Paraliż Dworca Głównego w Poznaniu. Z powodu awarii sieci komputerowej pociągi nie dojeżdżały do dworca, żaden skład także przez dwie godziny nie odjeżdżał z peronów. Awarię częściowo udało się usunąć.
Po ponad dwóch godzinach od wystąpienia udało się usunąć część awarii komputerowej na dworcu w Poznaniu.
Przywrócono ruch na pięciu z dziewięciu kierunków, ale wciąż stoją pociągi na najważniejszych wjazdach.

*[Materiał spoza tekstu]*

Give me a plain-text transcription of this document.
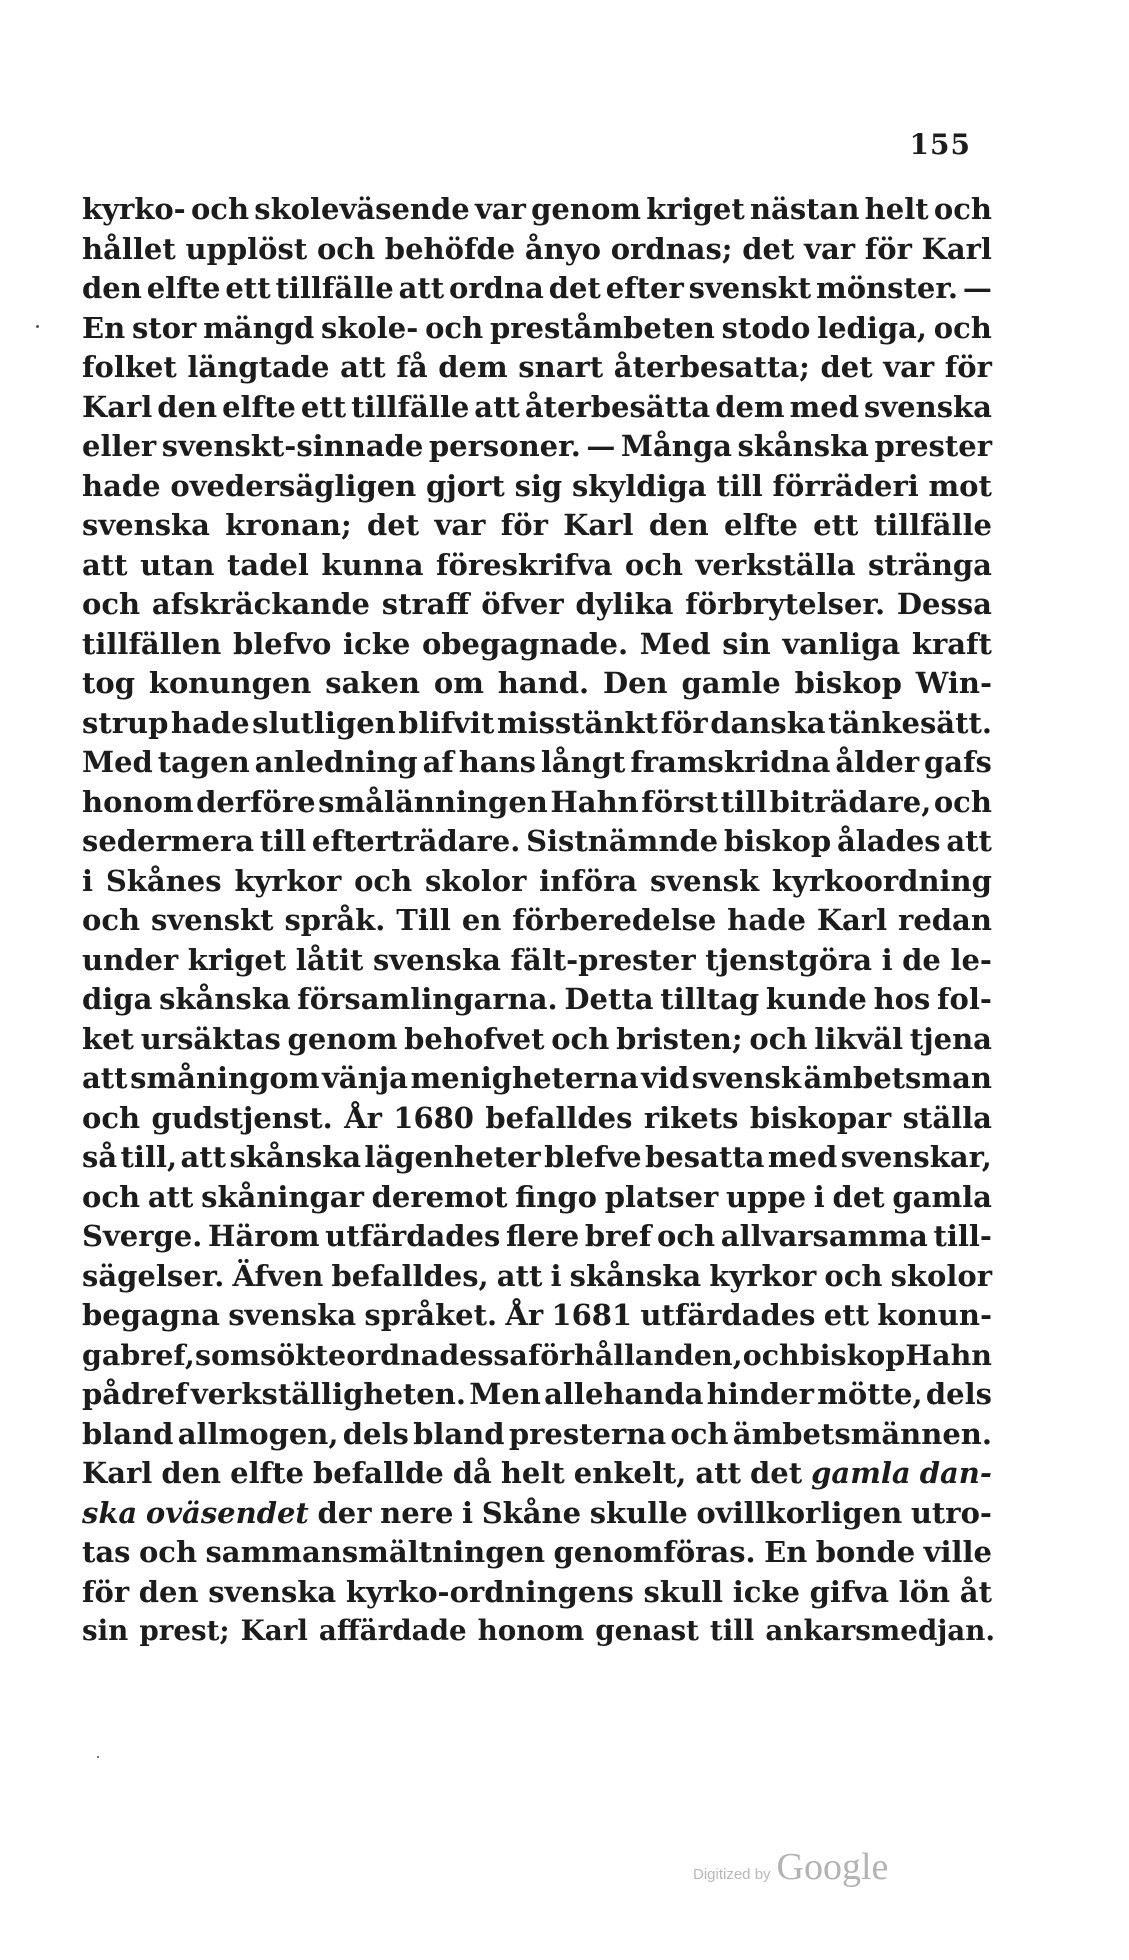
155
kyrko- och skoleväsende var genom kriget nästan helt och
hållet upplöst och behöfde ånyo ordnas; det var för Karl
den elfte ett tillfälle att ordna det efter svenskt mönster. —
En stor mängd skole- och preståmbeten stodo lediga, och
folket längtade att få dem snart återbesatta; det var för
Karl den elfte ett tillfälle att återbesätta dem med svenska
eller svenskt-sinnade personer. — Många skånska prester
hade ovedersägligen gjort sig skyldiga till förräderi mot
svenska kronan; det var för Karl den elfte ett tillfälle
att utan tadel kunna föreskrifva och verkställa stränga
och afskräckande straff öfver dylika förbrytelser. Dessa
tillfällen blefvo icke obegagnade. Med sin vanliga kraft
tog konungen saken om hand. Den gamle biskop Win-
strup hade slutligen blifvit misstänkt för danska tänkesätt.
Med tagen anledning af hans långt framskridna ålder gafs
honom derföre smålänningen Hahn först till biträdare, och
sedermera till efterträdare. Sistnämnde biskop ålades att
i Skånes kyrkor och skolor införa svensk kyrkoordning
och svenskt språk. Till en förberedelse hade Karl redan
under kriget låtit svenska fält-prester tjenstgöra i de le-
diga skånska församlingarna. Detta tilltag kunde hos fol-
ket ursäktas genom behofvet och bristen; och likväl tjena
att småningom vänja menigheterna vid svensk ämbetsman
och gudstjenst. År 1680 befalldes rikets biskopar ställa
så till, att skånska lägenheter blefve besatta med svenskar,
och att skåningar deremot fingo platser uppe i det gamla
Sverge. Härom utfärdades flere bref och allvarsamma till-
sägelser. Äfven befalldes, att i skånska kyrkor och skolor
begagna svenska språket. År 1681 utfärdades ett konun-
gabref, som sökte ordna dessa förhållanden, och biskop Hahn
pådref verkställigheten. Men allehanda hinder mötte, dels
bland allmogen, dels bland presterna och ämbetsmännen.
Karl den elfte befallde då helt enkelt, att det gamla dan-
ska oväsendet der nere i Skåne skulle ovillkorligen utro-
tas och sammansmältningen genomföras. En bonde ville
för den svenska kyrko-ordningens skull icke gifva lön åt
sin prest; Karl affärdade honom genast till ankarsmedjan.
Digitized by Google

Ponad dwie godziny stracili już podróżni w pociągach do Warszawy, Krakowa czy Wrocławia.
Opóźnienia zaczynają się zmniejszać na trasie do Piły, Szczecina czy Wolsztyna.
W tych stojących na terenie miasta pociągach pasażerowie tracą cierpliwość. Część z nich wysiadła i pieszo ruszyła kolejowymi nasypami.
Na dworcu panuje chaos. Podróżni narzekają na brak rzetelnej informacji. Trzeba czekać i obserwować plansze. Jedna wielka dezorganizacja - usłyszał na peronie reporter RMF FM Adam Górczewski.
Na niektóre podmiejskie trasy Koleje Wielkopolskie wysłały autobusy.